I'm writing new firmware for the nrf54 family, and I want to have a system timer with 1s resolution (clock). This clock will be occasionally synchronized with epoch, so it will provide the date source. 

I would like to ensure that this clock is not erased during reset.

I had this functionality working on nrf52, using RTC and generating an event every second. The event increased an system variable which was kept in uninitialized memory region. This ensured that after reset the clock can continue.

Since the rtc was powered by LFCLK it was trivial to get super low power consumption.

How to achieve something similar on nrf54? Is there any other option than using GRTC and SYSCOUNTER?

  • Yes you can use GRTC. It consists of an "internal" low power clock using the 32 kHz LFXO source but will be woken up to high accuracy mode (16 MHz) when necessary. A wake up from system off will reset the system (and reset all visible registers of GRTC) but keep the internal low power clock running and maintain its counter, so if you then enable the SYSCOUNTER you can then read the current time. If instead keeping the system on but issuing a (soft) system reset, it appears also the rest of the GRTC retains the registers, like the CC values and the last known SYSCOUNTER.

  • Is the GRTC used by zephyr for delayed queues etc? I don't see any difference in power consumption once started using GRTC, so I assume it was already running. Currently seeing power consumption on the levels of 10uA, with advertising every 10s (max time), uart disabled. Is this expected on 54L15DK?

  • Whether GRTC or RTC is used for System clock is controlled by CONFIG_NRF_GRTC_TIMER and CONFIG_NRF_RTC_TIMER.

    By default, GRTC is used. Therefore, it is indeed used under the hood for delayed queue.

    If you are sure that all threads have gone idle then 10uA System ON Idle is a little high.
    I recommend using Hello World sample and just let main returns as a baseline.

    But diving into current consumption analysis might sidetrack the topic of GRTC here, so unless you think this is related to the GRTC configuration somehow, I would like to recommend diving into it in a different dedicated case.

  • I tested the system_off example, without retention (the basic case) and I'm getting current consumption at the level of almost 4uA. This is the current chart:

    I see it has GRTC enabled, and I suspect this is it.

    The power consumption is actually part of the topic because I'm a bit concerned that the GRTC running is consuming more current than the whole nrf52 project with advertising running. And I'm aiming for the lowest consumption possible.

    Is there a way to run zephyr, with BLE advertising, without GRTC enabled?

  • What you were seeing when you have BLE activity is most likely the device in System ON Idle between the radio events. The expected current of System ON Idle with full RAM retention is 3uA. In this state, as you are running a RTOS, you need the RTOS system clock, and thus either GRTC or RTC has to be on. GRTC is good for this purpose.

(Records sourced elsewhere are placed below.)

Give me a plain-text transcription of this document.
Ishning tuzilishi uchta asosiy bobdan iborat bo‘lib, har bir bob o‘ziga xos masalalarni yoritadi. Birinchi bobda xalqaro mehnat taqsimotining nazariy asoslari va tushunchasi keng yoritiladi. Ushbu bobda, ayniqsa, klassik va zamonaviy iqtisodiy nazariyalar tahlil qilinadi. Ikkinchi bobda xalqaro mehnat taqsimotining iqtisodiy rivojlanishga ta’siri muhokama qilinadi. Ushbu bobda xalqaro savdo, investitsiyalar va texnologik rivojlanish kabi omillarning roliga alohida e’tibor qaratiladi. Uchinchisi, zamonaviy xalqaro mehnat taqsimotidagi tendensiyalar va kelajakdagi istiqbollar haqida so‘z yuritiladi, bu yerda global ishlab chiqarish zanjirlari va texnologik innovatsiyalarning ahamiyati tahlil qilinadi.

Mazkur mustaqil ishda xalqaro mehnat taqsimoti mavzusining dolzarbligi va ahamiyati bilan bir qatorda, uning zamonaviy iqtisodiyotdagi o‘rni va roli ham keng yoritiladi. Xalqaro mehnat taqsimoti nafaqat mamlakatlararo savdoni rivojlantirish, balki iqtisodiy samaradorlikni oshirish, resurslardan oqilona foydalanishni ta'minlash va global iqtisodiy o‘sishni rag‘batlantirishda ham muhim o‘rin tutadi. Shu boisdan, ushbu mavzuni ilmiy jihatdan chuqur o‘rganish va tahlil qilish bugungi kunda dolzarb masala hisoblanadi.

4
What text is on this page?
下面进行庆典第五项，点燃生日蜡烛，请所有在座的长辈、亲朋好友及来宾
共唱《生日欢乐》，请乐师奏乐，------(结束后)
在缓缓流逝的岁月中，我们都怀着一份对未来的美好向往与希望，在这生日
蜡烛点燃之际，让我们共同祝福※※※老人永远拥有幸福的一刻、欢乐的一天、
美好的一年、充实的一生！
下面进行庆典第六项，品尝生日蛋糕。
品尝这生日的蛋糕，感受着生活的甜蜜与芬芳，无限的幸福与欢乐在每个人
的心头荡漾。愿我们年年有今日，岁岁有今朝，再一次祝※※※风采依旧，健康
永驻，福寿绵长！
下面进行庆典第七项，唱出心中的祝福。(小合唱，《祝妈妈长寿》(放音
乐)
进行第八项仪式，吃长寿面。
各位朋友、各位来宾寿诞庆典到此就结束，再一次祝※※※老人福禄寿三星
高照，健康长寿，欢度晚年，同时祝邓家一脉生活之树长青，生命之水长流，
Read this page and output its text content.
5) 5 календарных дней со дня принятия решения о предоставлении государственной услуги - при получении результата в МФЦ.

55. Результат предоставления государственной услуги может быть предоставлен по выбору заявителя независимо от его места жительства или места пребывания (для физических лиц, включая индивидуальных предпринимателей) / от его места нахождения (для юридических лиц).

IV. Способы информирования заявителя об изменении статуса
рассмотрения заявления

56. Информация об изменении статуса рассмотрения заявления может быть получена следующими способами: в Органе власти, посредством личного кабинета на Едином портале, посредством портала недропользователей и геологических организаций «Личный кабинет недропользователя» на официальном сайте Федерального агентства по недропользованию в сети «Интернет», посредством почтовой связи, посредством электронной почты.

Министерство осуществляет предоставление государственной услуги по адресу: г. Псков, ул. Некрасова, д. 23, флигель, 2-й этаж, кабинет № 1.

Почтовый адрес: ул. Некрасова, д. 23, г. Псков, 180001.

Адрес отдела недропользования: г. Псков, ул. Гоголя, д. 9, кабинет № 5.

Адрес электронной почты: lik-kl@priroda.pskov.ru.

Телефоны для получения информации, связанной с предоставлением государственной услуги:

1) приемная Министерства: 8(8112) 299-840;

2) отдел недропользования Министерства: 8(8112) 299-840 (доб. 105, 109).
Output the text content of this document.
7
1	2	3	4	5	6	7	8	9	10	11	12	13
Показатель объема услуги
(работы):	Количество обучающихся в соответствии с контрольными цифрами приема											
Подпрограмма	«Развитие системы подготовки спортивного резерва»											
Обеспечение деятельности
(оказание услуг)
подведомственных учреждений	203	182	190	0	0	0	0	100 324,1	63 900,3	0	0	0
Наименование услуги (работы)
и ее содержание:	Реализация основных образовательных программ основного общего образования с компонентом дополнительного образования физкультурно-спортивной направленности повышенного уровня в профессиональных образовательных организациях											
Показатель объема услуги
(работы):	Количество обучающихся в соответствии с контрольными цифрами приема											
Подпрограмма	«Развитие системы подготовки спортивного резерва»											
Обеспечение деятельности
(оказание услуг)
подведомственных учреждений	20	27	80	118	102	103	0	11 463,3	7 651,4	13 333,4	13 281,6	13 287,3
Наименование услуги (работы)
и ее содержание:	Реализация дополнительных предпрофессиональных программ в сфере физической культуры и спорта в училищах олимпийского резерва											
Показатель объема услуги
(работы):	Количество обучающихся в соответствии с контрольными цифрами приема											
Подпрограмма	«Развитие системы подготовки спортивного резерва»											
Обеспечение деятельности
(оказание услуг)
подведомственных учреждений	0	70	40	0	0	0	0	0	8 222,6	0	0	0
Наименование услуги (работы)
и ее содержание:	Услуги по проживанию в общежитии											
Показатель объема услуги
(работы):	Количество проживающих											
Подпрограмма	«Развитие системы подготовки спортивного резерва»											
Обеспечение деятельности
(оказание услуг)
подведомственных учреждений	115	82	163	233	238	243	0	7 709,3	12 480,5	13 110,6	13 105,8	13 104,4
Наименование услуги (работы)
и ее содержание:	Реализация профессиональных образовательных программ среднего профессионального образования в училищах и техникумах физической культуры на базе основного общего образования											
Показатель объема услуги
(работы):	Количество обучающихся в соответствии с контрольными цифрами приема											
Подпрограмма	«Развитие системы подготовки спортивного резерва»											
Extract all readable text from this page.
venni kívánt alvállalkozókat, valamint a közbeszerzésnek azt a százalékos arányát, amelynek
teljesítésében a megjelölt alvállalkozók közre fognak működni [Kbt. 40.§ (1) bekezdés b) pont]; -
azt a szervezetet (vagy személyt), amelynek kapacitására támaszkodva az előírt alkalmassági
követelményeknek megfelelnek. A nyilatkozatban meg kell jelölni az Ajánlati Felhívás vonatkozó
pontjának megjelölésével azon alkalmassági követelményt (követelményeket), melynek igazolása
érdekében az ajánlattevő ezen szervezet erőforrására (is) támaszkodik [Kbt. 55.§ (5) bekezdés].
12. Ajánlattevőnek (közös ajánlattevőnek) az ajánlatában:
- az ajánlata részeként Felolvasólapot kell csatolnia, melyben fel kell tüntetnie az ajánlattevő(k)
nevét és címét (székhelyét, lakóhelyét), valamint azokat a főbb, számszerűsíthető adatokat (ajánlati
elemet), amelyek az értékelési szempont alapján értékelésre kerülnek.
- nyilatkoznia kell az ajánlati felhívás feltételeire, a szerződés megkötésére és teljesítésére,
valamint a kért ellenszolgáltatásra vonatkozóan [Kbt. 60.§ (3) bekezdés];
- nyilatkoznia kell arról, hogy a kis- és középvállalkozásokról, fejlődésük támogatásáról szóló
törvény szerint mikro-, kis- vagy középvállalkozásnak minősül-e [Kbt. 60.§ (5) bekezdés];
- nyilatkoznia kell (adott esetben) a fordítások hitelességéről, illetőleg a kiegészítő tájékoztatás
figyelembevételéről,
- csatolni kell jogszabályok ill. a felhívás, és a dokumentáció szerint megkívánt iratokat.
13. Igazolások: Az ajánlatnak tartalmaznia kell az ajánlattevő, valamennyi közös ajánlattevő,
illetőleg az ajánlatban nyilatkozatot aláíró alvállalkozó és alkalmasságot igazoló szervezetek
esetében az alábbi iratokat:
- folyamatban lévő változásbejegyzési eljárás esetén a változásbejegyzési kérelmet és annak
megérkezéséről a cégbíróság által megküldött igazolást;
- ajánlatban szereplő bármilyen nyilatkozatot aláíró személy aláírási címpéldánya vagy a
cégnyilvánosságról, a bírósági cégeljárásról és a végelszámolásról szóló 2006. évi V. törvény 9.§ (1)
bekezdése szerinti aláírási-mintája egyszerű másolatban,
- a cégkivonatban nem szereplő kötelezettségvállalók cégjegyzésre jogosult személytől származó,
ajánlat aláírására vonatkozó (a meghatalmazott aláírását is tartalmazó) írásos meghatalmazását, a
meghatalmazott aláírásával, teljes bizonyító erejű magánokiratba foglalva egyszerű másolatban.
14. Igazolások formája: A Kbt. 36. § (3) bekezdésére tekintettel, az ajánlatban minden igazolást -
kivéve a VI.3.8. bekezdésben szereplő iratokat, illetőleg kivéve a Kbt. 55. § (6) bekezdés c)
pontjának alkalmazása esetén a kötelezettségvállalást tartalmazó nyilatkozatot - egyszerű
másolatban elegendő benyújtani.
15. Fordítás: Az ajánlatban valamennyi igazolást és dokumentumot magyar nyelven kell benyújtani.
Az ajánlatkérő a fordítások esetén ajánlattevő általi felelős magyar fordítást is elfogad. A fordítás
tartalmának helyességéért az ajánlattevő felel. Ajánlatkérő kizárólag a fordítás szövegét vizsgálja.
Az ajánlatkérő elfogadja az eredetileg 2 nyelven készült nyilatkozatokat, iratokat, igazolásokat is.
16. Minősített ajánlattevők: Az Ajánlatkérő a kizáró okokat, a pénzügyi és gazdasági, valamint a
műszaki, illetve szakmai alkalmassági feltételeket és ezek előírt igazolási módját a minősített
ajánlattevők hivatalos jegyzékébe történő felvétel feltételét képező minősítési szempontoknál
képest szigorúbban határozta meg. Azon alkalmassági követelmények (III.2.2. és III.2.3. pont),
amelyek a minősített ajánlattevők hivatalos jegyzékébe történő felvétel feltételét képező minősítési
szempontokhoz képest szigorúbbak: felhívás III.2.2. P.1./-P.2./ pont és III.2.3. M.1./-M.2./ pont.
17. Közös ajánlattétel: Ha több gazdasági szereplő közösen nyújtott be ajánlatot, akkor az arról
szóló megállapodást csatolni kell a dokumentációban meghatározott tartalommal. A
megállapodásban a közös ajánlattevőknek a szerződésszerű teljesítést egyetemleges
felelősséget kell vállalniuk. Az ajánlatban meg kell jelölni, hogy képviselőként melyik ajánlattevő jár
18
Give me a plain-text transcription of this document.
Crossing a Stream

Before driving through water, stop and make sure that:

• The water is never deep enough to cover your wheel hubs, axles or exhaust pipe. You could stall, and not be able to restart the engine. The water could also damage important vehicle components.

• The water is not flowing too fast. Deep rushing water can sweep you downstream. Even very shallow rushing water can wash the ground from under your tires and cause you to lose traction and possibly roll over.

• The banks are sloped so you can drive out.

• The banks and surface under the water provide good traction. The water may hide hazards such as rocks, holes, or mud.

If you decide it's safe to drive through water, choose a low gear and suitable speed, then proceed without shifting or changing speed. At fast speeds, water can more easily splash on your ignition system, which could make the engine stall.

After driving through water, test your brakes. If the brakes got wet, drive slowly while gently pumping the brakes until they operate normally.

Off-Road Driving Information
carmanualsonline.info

    The System OFF sample demonstrate the System OFF state. That is a deeper state of sleep. 4uA is quite high for this. If you want to explore this mode further, make sure you have turned off all peripherals, and turn off RAM retention. Also, your application restart when it wakes up from this state.

    McRancor said:
    Is there a way to run zephyr, with BLE advertising, without GRTC enabled?

    In most common use cases of BLE advertising, you will be in System ON Idle, so you will have GRTC (or RTC, which isn't superior power-consumption wise).

    You can theoretically put the device in System OFF, but that is pretty niche. A common pattern to connectable devices is to have the device advertise for a while, and if no connection happened, put the device into System OFF sleep.